When you are accepted into the program, you get a letter, this must go with you to appointments where BCMH is going to be billed (meaning, the pediatrician does not need it, but the plastic surgeon does -- the pediatrician is probably not a provider and will not be billing BCMH for the visit, the surgeon will be a provider and will be billing BCMH) anyway, on the letter, is everything that is going to be covered under the BCMH coverage. For my son, there is a predetermined list of covered services, and these are what appear on the letter. To get the urologist added on, I had to have the managing doctor fill out a form and fax that to BCMH, the request was reviewed, and then added on, this does not have a pre-set list of covered services, so the urologist had to fill out another form and fax that to the managing physician that stated what were the anticipated claims that would need to be covered (this is easily added to later, and if you don't use it, no problem at all) then this is approved by the managing physician, and another form is added to the pile, and this is all faxed to BCMH for review, then you can either call BCMH and find out if it is approved (if you are needing the test or surgery very soon and can't wait) or you can wait until you get the revised approval letter.

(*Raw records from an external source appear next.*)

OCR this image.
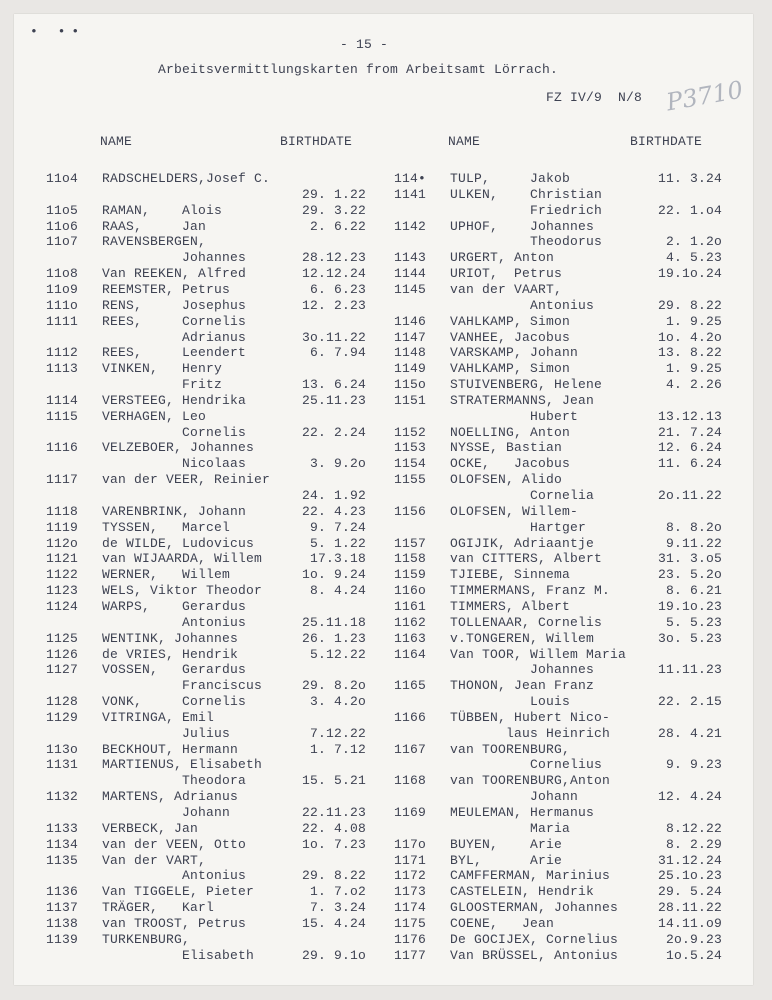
• ••
- 15 -
Arbeitsvermittlungskarten from Arbeitsamt Lörrach.
FZ IV/9  N/8 P3710
NAME	BIRTHDATE	NAME	BIRTHDATE
11o4 RADSCHELDERS,Josef C.
29. 1.22
11o5 RAMAN,    Alois	29. 3.22
11o6 RAAS,     Jan	2. 6.22
11o7 RAVENSBERGEN,
Johannes	28.12.23
11o8 Van REEKEN, Alfred	12.12.24
11o9 REEMSTER, Petrus	6. 6.23
111o RENS,     Josephus	12. 2.23
1111 REES,     Cornelis
Adrianus	3o.11.22
1112 REES,     Leendert	6. 7.94
1113 VINKEN,   Henry
Fritz	13. 6.24
1114 VERSTEEG, Hendrika	25.11.23
1115 VERHAGEN, Leo
Cornelis	22. 2.24
1116 VELZEBOER, Johannes
Nicolaas	3. 9.2o
1117 van der VEER, Reinier
24. 1.92
1118 VARENBRINK, Johann	22. 4.23
1119 TYSSEN,   Marcel	9. 7.24
112o de WILDE, Ludovicus	5. 1.22
1121 van WIJAARDA, Willem	17.3.18
1122 WERNER,   Willem	1o. 9.24
1123 WELS, Viktor Theodor	8. 4.24
1124 WARPS,    Gerardus
Antonius	25.11.18
1125 WENTINK, Johannes	26. 1.23
1126 de VRIES, Hendrik	5.12.22
1127 VOSSEN,   Gerardus
Franciscus	29. 8.2o
1128 VONK,     Cornelis	3. 4.2o
1129 VITRINGA, Emil
Julius	7.12.22
113o BECKHOUT, Hermann	1. 7.12
1131 MARTIENUS, Elisabeth
Theodora	15. 5.21
1132 MARTENS, Adrianus
Johann	22.11.23
1133 VERBECK, Jan	22. 4.08
1134 van der VEEN, Otto	1o. 7.23
1135 Van der VART,
Antonius	29. 8.22
1136 Van TIGGELE, Pieter	1. 7.o2
1137 TRÄGER,   Karl	7. 3.24
1138 van TROOST, Petrus	15. 4.24
1139 TURKENBURG,
Elisabeth	29. 9.1o
114• TULP,     Jakob	11. 3.24
1141 ULKEN,    Christian
Friedrich	22. 1.o4
1142 UPHOF,    Johannes
Theodorus	2. 1.2o
1143 URGERT, Anton	4. 5.23
1144 URIOT,  Petrus	19.1o.24
1145 van der VAART,
Antonius	29. 8.22
1146 VAHLKAMP, Simon	1. 9.25
1147 VANHEE, Jacobus	1o. 4.2o
1148 VARSKAMP, Johann	13. 8.22
1149 VAHLKAMP, Simon	1. 9.25
115o STUIVENBERG, Helene	4. 2.26
1151 STRATERMANNS, Jean
Hubert	13.12.13
1152 NOELLING, Anton	21. 7.24
1153 NYSSE, Bastian	12. 6.24
1154 OCKE,   Jacobus	11. 6.24
1155 OLOFSEN, Alido
Cornelia	2o.11.22
1156 OLOFSEN, Willem-
Hartger	8. 8.2o
1157 OGIJIK, Adriaantje	9.11.22
1158 van CITTERS, Albert	31. 3.o5
1159 TJIEBE, Sinnema	23. 5.2o
116o TIMMERMANS, Franz M.	8. 6.21
1161 TIMMERS, Albert	19.1o.23
1162 TOLLENAAR, Cornelis	5. 5.23
1163 v.TONGEREN, Willem	3o. 5.23
1164 Van TOOR, Willem Maria
Johannes	11.11.23
1165 THONON, Jean Franz
Louis	22. 2.15
1166 TÜBBEN, Hubert Nico-
laus Heinrich	28. 4.21
1167 van TOORENBURG,
Cornelius	9. 9.23
1168 van TOORENBURG,Anton
Johann	12. 4.24
1169 MEULEMAN, Hermanus
Maria	8.12.22
117o BUYEN,    Arie	8. 2.29
1171 BYL,      Arie	31.12.24
1172 CAMFFERMAN, Marinius	25.1o.23
1173 CASTELEIN, Hendrik	29. 5.24
1174 GLOOSTERMAN, Johannes	28.11.22
1175 COENE,   Jean	14.11.o9
1176 De GOCIJEX, Cornelius	2o.9.23
1177 Van BRÜSSEL, Antonius	1o.5.24
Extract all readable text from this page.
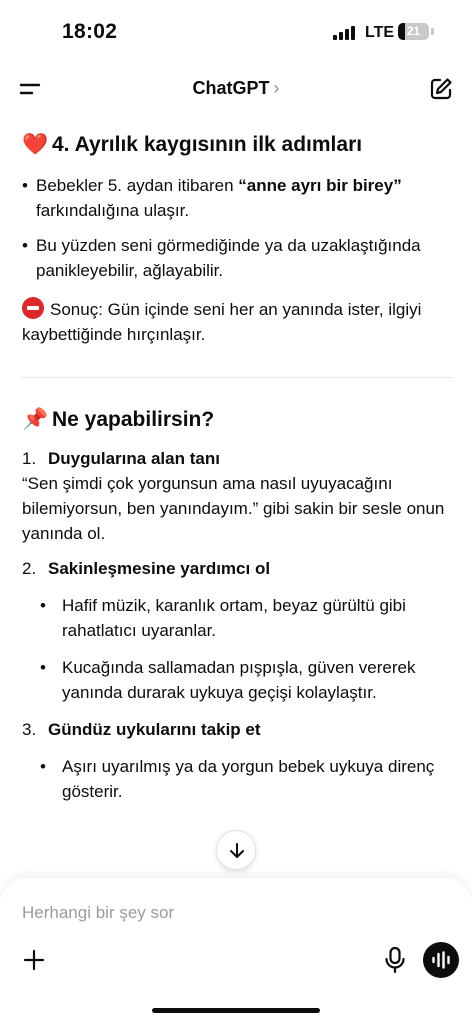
18:02	LTE	21
ChatGPT ›
❤️ 4. Ayrılık kaygısının ilk adımları
• Bebekler 5. aydan itibaren “anne ayrı bir birey” farkındalığına ulaşır.
• Bu yüzden seni görmediğinde ya da uzaklaştığında panikleyebilir, ağlayabilir.

Sonuç: Gün içinde seni her an yanında ister, ilgiyi kaybettiğinde hırçınlaşır.

📌 Ne yapabilirsin?
1. Duygularına alan tanı

“Sen şimdi çok yorgunsun ama nasıl uyuyacağını bilemiyorsun, ben yanındayım.” gibi sakin bir sesle onun yanında ol.

2. Sakinleşmesine yardımcı ol
• Hafif müzik, karanlık ortam, beyaz gürültü gibi rahatlatıcı uyaranlar.
• Kucağında sallamadan pışpışla, güven vererek yanında durarak uykuya geçişi kolaylaştır.
3. Gündüz uykularını takip et
• Aşırı uyarılmış ya da yorgun bebek uykuya direnç gösterir.
Herhangi bir şey sor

This is all done by the doctor's offices, the patient or parent is not allowed to be involved in this area, I never had a problem with this, if I felt that my son needed something, we saw DR ******* and talked to him about it and he took care of it. The list of covered services is very generous indeed, it also includes things that might be related to the trauma of a chronic illness like a yearly evaluation by a psychologist, 4 nutritional consultations, and so on. I have to say that I have been extremely impressed with the coverage.